- Sire: Sadler's Wells
- Grandsire: Northern Dancer
- Dam: Fruition
- Damsire: Rheingold
- Sex: Stallion
- Foaled: 1991
- Country: Ireland
- Colour: Bay
- Breeder: Swettenham Stud
- Owner: Tomohiro Wada Charles J. Cella (at age 4)
- Trainer: André Fabre (France) Ron McAnally (USA)
- Record: 15: 6-4-3
- Earnings: $1,605,856

Major wins
- Prix du Lys (1994) Prix Hubert de Chaudenay (1994) Oak Tree Invitational Stakes (1995) Breeders' Cup Turf (1995)

Awards
- United States Champion Male Turf Horse (1995)

Honours
- Northern Spur Breeders' Cup Stakes at Oaklawn Park

= Northern Spur =

Irish-bred Thoroughbred racehorse

Northern Spur (foaled 1991 in Ireland – died February 24, 2016) was a Thoroughbred racehorse who raced in France and the United States. Bred at Robert Sangster's Swettenham Stud in Swettenham, Cheshire, England, he was a son of the champion sire Sadler's Wells and out of the mare, Fruition. His damsire, Rheingold, won the 1973 Prix de l'Arc de Triomphe.

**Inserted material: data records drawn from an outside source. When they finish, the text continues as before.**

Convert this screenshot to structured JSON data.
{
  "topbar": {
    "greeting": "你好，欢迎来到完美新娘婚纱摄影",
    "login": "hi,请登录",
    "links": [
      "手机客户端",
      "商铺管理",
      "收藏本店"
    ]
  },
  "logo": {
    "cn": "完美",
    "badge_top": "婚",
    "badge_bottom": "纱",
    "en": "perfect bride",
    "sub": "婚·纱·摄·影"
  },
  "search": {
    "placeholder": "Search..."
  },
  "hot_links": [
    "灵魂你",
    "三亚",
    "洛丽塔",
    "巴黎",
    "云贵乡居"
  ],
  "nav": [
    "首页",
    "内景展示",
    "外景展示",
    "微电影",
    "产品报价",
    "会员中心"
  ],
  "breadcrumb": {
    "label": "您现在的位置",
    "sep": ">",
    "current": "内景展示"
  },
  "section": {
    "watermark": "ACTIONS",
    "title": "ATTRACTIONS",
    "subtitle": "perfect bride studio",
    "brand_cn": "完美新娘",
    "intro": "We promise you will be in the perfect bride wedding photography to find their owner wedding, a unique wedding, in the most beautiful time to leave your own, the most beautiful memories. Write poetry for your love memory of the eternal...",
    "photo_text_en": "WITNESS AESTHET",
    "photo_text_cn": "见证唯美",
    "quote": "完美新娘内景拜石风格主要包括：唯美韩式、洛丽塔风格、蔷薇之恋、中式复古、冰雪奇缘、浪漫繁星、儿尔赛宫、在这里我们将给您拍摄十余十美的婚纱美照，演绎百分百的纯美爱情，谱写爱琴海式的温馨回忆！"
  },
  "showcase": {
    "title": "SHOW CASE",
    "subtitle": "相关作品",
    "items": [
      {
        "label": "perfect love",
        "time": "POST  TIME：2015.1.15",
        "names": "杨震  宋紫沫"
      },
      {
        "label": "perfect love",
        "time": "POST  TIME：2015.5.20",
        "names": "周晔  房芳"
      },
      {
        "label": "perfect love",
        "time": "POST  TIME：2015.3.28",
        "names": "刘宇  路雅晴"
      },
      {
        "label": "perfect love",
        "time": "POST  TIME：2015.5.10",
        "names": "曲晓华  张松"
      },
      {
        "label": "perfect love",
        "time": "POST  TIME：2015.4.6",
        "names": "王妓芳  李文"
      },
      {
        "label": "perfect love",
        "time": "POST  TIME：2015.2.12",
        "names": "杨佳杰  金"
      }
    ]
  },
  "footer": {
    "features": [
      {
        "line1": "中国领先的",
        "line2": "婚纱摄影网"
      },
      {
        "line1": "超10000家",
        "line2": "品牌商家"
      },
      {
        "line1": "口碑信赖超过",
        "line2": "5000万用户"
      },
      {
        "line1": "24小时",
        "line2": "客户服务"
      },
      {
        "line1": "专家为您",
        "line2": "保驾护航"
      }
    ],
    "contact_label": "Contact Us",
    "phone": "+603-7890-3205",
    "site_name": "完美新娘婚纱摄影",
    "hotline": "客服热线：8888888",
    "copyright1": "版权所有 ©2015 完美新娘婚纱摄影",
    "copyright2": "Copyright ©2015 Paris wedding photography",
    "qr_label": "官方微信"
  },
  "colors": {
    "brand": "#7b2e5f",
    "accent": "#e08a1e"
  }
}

Sent to French trainer André Fabre for conditioning, in 1994 Northern Spur notably won the Prix du Lys and the Prix Hubert de Chaudenay before being sold to American Charles J. Cella, owner of Oaklawn Park racetrack in Hot Springs, Arkansas. Brought to race in the United States, Northern Spur won the 1995 Oak Tree Invitational Stakes and capped off the year with a win in the 1½ mile Breeders' Cup Turf. His best result at age five was a second-place finish in the 1996 Grade I Hollywood Turf Handicap. His performances in 1995 earned him the Eclipse Award for Outstanding Male Turf Horse.

Retired, Northern Spur stood at Foggy Bottom Farm in Geneseo, New York. To date, his offspring have met with modest racing success.

Northern Spur died in early February 24, 2016 following a bout with colic.